The rocky, volcanic surface scree of Mt Etna on the Italian island of Sicily is the closest thing to an alien landscape we’ve got here on Earth.
As such, it’s become the testing site for a range of new space rovers that could one day be exploring the surfaces of both the moon and Mars.
Deployed by the German Aerospace Center, the rovers are busy getting to grips with the unstable geography, high winds and constant seismic activity in order to better understand what kind of robotic equipment is needed for space exploration.
“We chose Etna because the volcanic, the seismic [activity] here is near that [which] we could expect it to be on the lunar surface,” researcher Armin Welder told Reuters.
Although led by the German space agency, the testing program – known as ROBEX (Robotic Exploration of Extreme Environments) – has had input from British, American and Italian specialists.

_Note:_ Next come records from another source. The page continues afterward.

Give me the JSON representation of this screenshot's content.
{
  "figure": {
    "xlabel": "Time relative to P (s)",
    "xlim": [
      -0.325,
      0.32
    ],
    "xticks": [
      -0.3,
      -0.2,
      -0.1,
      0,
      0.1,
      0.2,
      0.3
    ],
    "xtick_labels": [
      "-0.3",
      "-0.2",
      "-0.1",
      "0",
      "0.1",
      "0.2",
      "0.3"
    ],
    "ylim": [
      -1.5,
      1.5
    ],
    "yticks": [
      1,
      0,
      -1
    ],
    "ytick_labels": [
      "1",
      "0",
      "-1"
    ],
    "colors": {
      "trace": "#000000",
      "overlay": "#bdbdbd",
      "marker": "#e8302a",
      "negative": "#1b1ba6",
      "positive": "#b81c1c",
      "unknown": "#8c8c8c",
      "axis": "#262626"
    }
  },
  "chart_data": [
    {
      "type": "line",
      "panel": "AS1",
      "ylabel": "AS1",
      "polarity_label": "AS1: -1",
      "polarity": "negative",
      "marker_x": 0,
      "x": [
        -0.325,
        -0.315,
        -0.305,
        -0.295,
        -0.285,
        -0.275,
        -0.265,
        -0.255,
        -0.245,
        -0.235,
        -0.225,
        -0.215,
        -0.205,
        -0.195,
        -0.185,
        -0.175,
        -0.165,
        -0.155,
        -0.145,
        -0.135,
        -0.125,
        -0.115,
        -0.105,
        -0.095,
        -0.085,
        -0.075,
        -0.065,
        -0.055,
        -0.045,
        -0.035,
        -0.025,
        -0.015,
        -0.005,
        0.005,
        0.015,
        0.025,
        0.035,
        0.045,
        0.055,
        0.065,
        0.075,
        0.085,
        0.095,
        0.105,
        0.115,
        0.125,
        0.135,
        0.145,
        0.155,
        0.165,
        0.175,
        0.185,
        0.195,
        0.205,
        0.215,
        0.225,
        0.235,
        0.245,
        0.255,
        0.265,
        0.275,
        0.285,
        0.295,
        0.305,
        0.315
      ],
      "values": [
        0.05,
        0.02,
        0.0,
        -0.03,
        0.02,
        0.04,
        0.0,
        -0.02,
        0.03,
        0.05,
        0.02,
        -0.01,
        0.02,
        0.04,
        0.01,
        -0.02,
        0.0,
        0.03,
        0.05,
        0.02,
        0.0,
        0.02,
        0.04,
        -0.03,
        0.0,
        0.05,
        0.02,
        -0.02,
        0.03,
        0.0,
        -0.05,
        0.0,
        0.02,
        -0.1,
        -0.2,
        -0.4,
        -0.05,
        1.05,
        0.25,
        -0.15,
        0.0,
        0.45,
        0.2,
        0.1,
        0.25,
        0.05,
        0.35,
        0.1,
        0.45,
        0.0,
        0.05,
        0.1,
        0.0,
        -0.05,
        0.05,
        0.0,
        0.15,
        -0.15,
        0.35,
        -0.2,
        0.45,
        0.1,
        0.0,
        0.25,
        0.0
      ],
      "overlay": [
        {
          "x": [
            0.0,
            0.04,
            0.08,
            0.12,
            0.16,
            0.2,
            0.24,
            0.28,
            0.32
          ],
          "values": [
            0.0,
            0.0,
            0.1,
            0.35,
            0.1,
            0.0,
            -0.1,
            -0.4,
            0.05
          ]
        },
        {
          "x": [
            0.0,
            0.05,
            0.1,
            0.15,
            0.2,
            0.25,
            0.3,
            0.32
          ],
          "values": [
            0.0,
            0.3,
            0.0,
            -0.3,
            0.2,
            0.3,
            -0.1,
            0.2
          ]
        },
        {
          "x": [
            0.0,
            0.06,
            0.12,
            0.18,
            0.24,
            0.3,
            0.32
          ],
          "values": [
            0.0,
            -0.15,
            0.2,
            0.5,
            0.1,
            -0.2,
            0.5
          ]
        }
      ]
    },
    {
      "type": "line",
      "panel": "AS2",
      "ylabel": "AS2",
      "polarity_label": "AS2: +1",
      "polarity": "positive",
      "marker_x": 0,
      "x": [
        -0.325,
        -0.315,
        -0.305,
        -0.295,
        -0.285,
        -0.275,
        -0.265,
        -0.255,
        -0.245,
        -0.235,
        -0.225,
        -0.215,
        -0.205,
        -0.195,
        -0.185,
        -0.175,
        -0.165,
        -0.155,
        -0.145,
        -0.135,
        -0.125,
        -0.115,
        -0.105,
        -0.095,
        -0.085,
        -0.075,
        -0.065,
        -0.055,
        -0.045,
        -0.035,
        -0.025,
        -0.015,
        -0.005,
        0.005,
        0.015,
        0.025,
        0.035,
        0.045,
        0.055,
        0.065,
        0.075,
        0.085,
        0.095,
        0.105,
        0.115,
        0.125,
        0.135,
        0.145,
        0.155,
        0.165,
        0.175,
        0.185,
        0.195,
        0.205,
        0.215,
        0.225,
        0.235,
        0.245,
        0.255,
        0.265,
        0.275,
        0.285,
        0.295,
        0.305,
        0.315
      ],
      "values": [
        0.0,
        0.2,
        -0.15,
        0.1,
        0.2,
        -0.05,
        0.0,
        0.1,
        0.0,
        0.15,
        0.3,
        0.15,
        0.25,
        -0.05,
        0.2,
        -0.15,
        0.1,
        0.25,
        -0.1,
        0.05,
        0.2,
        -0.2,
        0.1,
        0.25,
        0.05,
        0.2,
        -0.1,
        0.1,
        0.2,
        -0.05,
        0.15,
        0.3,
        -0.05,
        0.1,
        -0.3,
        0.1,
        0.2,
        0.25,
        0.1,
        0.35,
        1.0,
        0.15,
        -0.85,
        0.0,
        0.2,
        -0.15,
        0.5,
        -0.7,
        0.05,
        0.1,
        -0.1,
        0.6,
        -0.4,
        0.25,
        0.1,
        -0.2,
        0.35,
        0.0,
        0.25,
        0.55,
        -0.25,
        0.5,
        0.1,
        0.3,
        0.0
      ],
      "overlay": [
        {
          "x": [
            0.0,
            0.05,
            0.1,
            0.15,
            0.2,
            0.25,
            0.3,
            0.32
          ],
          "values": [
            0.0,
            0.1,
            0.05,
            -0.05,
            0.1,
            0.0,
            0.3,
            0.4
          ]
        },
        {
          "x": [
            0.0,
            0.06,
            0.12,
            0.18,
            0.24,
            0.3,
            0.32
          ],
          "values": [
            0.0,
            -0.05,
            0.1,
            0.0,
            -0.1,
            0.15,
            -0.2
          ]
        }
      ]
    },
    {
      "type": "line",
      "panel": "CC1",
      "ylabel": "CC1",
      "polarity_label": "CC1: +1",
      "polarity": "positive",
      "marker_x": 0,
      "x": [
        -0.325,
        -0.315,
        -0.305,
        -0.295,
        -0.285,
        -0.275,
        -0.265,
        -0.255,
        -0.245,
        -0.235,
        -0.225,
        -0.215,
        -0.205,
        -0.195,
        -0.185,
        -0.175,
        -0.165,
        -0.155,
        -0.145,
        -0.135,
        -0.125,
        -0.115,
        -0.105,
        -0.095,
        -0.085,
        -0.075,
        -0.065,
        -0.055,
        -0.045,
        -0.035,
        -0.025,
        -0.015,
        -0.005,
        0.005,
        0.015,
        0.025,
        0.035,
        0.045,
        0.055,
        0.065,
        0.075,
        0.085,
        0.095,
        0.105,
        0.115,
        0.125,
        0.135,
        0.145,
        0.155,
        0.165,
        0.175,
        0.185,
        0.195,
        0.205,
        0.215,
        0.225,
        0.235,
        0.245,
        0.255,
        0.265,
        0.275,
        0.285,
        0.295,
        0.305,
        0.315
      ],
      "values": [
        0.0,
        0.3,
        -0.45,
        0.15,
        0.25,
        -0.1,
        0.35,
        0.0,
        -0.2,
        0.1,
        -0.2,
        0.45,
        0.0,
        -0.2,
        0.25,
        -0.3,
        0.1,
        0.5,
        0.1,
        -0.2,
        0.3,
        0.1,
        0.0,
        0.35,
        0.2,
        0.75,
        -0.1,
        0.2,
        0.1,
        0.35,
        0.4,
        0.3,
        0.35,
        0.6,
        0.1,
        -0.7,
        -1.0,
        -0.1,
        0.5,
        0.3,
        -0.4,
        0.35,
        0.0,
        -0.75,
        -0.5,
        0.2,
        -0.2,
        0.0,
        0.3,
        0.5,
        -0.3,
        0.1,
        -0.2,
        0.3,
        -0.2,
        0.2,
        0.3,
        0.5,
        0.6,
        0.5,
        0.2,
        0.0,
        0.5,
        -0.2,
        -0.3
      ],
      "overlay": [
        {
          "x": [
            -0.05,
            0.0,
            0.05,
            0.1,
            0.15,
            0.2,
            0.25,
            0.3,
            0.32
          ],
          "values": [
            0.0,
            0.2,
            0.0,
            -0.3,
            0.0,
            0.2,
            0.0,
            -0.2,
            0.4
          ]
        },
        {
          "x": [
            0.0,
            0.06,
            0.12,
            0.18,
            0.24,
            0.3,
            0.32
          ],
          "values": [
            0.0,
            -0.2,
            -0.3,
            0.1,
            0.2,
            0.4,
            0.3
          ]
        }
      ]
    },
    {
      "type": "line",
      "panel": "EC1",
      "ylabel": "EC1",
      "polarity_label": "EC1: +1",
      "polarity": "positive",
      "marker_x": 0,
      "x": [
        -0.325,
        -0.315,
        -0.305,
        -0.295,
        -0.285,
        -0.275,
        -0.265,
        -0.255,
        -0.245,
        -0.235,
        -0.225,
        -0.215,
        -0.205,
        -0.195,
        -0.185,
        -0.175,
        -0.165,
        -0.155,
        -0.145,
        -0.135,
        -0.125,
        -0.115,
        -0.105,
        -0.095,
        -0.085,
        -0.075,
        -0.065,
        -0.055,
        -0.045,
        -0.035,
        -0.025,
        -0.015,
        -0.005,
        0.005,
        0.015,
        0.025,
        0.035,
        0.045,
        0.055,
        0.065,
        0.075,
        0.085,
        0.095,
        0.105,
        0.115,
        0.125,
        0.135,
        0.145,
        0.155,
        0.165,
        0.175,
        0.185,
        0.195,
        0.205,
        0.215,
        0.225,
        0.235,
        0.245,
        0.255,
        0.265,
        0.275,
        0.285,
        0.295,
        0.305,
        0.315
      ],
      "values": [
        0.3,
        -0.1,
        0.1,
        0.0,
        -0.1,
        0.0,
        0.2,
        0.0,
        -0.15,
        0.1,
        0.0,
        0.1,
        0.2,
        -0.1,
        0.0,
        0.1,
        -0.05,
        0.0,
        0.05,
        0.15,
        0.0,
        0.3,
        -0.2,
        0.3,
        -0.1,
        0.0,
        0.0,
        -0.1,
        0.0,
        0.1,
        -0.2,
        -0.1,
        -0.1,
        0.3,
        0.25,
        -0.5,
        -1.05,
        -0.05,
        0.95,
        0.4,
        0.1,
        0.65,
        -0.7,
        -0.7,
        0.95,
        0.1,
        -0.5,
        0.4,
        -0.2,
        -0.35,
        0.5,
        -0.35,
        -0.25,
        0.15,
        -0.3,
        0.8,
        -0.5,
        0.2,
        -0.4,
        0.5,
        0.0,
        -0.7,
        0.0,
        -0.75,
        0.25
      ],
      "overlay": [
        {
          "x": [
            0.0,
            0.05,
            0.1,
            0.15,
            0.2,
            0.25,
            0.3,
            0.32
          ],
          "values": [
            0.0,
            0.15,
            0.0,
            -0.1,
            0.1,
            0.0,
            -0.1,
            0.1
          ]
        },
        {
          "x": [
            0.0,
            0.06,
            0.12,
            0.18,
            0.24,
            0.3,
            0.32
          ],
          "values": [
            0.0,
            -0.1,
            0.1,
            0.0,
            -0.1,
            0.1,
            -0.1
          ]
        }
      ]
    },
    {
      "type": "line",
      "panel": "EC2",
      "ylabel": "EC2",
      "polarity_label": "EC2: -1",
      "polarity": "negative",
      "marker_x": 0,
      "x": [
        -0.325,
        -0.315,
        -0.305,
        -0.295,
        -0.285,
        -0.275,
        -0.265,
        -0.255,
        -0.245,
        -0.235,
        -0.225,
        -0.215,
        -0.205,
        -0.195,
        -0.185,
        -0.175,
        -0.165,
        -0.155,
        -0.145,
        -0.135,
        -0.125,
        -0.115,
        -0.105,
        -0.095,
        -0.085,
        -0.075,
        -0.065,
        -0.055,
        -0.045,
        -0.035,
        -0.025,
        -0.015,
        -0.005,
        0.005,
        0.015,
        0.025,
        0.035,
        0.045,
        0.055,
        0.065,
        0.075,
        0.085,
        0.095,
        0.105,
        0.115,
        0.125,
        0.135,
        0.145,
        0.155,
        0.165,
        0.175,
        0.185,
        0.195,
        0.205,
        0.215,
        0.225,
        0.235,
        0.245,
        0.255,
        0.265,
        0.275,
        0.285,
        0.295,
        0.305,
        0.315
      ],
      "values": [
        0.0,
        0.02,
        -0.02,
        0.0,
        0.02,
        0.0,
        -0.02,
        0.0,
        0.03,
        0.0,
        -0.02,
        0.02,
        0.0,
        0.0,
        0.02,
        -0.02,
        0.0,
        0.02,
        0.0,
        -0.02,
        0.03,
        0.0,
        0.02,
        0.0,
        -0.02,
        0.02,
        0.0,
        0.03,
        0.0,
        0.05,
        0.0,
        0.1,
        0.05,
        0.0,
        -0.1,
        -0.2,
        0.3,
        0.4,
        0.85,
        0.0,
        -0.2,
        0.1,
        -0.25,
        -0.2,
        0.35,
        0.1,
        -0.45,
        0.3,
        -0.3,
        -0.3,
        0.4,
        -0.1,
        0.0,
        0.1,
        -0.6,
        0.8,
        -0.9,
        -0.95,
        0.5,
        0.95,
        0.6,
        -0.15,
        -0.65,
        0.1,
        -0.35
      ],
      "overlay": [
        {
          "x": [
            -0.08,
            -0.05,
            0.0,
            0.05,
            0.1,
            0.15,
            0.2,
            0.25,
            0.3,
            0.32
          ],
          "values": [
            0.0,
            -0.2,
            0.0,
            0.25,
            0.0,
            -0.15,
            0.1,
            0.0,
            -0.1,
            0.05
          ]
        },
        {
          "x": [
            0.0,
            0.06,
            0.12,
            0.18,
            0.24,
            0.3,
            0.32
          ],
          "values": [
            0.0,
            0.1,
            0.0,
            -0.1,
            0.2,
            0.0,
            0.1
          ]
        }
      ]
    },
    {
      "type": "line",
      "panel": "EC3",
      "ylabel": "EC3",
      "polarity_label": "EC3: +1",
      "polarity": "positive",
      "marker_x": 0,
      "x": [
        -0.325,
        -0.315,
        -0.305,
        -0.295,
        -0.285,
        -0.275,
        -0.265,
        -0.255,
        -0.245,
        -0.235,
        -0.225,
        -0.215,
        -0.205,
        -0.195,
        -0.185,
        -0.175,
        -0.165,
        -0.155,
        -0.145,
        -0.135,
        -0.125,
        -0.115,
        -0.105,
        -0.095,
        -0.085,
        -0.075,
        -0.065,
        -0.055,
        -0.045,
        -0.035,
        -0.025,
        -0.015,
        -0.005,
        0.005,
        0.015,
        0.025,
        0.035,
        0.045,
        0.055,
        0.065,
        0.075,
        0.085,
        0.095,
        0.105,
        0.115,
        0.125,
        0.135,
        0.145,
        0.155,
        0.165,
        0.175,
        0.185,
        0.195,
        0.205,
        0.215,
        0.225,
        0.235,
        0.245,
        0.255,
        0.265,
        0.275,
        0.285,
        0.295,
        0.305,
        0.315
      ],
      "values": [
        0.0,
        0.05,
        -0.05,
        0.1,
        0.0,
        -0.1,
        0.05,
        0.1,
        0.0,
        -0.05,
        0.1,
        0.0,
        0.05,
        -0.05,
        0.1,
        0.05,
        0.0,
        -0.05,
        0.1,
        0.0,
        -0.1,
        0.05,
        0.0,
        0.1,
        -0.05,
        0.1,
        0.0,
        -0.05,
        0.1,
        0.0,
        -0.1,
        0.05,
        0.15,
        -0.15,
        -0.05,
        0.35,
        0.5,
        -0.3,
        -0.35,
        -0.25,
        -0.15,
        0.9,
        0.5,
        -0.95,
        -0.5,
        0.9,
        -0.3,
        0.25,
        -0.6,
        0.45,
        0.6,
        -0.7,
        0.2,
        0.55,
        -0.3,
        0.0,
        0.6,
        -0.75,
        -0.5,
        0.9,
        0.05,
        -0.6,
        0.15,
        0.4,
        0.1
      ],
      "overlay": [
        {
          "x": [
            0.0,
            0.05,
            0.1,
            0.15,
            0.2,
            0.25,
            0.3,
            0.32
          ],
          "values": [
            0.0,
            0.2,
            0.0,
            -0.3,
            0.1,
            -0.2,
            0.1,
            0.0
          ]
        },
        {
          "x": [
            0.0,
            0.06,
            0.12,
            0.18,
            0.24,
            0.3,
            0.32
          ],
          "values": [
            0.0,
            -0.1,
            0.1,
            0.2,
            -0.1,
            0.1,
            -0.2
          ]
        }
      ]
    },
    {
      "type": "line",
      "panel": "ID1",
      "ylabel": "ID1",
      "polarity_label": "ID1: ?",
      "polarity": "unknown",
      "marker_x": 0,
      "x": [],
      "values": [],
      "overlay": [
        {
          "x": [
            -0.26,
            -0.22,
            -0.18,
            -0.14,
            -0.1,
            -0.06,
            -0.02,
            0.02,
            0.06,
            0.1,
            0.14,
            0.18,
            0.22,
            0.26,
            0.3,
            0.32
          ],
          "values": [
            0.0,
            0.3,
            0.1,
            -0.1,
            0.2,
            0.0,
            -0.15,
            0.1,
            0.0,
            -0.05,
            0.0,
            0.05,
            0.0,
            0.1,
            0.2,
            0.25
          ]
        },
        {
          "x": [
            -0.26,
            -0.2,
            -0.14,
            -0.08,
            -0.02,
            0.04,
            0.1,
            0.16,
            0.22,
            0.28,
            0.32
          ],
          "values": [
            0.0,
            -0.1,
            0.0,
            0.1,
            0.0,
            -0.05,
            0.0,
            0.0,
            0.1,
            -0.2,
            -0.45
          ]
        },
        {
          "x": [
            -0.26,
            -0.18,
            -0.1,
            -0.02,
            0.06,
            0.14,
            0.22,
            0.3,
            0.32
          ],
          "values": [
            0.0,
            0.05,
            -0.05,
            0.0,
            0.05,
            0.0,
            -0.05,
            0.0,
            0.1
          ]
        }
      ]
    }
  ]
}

As well as learning lessons for moon and Mars landings, the rovers are also helping out Earth-based scientists. Seismic-monitoring equipment has been mounted to them in order to give volcanologists more data about Mt. Etna’s rumblings.
“This is aimed at simulating a future, hypothetical landing mission on the moon or Mars and they use a lot of robots which are there to transport and install different instruments,” Boris Behncke, a volcanologist from Italy’s National Volcanology Institute, based near Mt. Etna said.